20,000 Homes Campaign unites communities to permanently house 20,000 of Canada’s most vulnerable homeless people within the next three years
TORONTO (June 16, 2015) – Today, 21 communities from across the country joined the Canadian Alliance to End Homelessness (CAEH) to launch the 20,000 Homes Campaign, a powerful nationwide campaign that aims to permanently house 20,000 of Canada’s most vulnerable homeless people by July 1, 2018.
The initiative is inspired by the successful 100,000 Homes Campaign from the United States that concluded in 2014, having housed a total of 105,580 people.
The 20,000 Homes Campaign is focused on the ‘most vulnerable’, referring specifically to homeless individuals who are assessed as having high acuity (those with complex needs and at risk of death from homelessness) and/or those who are chronic or episodically homeless. The Housing First approach is a recovery-oriented approach to ending homelessness that centers on quickly moving people experiencing homelessness into independent and permanent housing providing supports and services as needed.

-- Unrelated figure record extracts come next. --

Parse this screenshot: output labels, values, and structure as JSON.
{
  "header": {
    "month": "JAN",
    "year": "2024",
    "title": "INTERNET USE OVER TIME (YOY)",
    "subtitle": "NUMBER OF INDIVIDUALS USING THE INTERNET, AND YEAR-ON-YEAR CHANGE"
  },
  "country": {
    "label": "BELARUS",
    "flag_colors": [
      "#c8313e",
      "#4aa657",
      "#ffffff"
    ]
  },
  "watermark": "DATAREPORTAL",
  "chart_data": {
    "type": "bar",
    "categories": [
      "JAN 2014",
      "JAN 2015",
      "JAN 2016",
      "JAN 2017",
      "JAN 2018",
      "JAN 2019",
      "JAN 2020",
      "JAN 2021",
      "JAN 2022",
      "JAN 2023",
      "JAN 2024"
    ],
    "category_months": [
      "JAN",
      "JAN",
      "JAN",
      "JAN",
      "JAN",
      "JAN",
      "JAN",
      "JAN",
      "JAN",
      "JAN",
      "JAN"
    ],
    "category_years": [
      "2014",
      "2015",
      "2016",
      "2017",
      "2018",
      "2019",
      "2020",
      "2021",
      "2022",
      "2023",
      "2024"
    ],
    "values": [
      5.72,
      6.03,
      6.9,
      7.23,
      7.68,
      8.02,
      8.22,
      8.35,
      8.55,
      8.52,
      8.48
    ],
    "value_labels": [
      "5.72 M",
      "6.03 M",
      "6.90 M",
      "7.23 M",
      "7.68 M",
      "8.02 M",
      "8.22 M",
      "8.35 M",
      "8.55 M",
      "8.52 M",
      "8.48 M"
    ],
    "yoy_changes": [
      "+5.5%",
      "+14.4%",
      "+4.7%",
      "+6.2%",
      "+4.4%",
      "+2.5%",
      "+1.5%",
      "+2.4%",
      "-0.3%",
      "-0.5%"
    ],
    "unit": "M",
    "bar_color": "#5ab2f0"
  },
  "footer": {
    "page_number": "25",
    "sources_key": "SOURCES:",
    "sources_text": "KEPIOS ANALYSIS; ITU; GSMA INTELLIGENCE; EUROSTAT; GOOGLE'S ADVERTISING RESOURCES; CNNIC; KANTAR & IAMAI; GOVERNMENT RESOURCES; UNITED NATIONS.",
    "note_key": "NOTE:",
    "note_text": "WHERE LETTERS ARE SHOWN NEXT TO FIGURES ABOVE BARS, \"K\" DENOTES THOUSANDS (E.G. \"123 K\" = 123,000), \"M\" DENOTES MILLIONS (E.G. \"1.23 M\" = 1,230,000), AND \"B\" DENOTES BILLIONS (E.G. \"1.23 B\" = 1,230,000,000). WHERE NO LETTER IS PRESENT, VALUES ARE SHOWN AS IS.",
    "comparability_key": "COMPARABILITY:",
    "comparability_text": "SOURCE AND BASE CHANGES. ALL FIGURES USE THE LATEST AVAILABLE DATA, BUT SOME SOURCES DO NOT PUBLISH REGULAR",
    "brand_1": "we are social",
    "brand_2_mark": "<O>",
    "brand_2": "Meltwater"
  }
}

The 21 communities that signed on today are: Kamloops, B.C., Salt Spring Island, B.C., Sechelt / Sunshine Coast, B.C., Calgary, Alta., Edmonton, Alta., Medicine Hat, Alta., Lethbridge, Alta., Red Deer, Alta., Grande Prairie, Alta., Saskatoon, SK., Regina, SK., Hamilton, Ont., Kingston, Ont., Ottawa, Ont., Thunder Bay, Ont., Waterloo, Ont., Simcoe County, Ont., Fredericton, N.B., Moncton, N.B., Saint John, N.B., and Halifax, N.S. Many more cities are expected to join in the coming months.

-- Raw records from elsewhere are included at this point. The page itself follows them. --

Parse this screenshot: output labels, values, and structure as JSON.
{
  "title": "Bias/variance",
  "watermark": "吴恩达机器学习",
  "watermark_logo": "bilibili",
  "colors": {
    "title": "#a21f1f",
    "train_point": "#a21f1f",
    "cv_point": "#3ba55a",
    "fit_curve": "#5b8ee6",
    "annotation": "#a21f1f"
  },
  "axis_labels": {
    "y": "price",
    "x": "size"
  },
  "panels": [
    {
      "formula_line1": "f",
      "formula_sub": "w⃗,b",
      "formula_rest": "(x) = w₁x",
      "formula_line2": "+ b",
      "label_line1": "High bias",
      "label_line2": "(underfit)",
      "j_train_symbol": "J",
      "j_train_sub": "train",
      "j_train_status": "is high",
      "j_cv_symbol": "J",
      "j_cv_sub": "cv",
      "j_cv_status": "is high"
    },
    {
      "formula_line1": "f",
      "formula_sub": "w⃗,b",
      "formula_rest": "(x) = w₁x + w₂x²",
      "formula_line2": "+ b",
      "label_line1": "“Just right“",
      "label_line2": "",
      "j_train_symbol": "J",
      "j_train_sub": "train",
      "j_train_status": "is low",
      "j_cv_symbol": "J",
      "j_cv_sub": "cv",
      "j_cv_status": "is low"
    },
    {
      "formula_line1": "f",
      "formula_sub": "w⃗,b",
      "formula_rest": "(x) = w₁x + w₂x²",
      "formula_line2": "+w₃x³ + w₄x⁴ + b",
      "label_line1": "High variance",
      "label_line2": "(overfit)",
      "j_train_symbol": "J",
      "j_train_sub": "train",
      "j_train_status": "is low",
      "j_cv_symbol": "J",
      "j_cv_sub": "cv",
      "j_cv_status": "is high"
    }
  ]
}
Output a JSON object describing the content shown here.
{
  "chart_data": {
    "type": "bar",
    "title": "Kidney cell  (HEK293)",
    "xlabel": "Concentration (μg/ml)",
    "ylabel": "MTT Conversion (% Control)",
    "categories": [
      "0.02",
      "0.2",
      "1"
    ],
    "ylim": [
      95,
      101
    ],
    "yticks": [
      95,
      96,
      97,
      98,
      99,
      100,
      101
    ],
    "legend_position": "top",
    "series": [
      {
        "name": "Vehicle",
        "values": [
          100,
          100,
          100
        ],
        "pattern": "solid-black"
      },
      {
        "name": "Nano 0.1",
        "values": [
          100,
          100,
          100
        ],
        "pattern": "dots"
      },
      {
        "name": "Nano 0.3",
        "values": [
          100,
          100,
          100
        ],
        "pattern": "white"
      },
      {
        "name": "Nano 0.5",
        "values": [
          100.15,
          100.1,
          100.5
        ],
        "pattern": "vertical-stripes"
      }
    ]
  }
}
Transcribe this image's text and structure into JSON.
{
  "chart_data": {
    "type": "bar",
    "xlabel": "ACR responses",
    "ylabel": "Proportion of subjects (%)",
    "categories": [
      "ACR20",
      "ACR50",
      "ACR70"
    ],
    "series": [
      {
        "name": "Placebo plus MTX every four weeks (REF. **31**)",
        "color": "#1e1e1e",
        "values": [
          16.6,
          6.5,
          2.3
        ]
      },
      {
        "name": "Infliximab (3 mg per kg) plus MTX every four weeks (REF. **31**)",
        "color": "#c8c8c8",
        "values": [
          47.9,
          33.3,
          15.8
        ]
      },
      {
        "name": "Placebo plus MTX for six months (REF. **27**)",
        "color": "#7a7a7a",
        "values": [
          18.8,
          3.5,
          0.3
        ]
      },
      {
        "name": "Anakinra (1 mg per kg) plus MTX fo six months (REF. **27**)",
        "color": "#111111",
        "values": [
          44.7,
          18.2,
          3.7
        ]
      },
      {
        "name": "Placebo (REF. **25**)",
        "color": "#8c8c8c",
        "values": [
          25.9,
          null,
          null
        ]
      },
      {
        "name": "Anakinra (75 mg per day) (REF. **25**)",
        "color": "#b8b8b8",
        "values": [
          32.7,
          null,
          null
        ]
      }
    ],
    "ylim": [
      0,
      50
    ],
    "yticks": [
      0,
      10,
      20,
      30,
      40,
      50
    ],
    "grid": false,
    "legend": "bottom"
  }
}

On any given night in Canada, approximately 35,000 people will sleep in a shelter or on the street and over 235,000 people will experience homelessness over the course of a year. Research suggests of those 235,000 as many as 33,000 people are chronic or episodically homeless, meaning they have been homeless for a long time or experience episodes of homelessness over the course of their lives. Chronic and episodically homeless people often struggle with deep poverty, trauma, mental illness, addiction along with complex and often multiple medical problems. Research shows conclusively that people experiencing homelessness have higher mortality rates and a lower life expectancy then other Canadians.
”We’re going to extract every ounce of value we can from existing resources to get people housed,” Richter says, “but to end homelessness in Canada we will need meaningful federal investment in affordable and supportive housing.”
Over the next three years the campaign hopes to build public support for ending homelessness and renewed federal investment in housing and support services.
In October 2014 the CAEH and the Canadian Observatory on Homelessness released the State of Homelessness in Canada report. That report outlined how an additional federal housing investment of $46 per Canadian, per year, for 10 years could effectively end homelessness, reducing length of stay in Canadian emergency shelters to less than two weeks.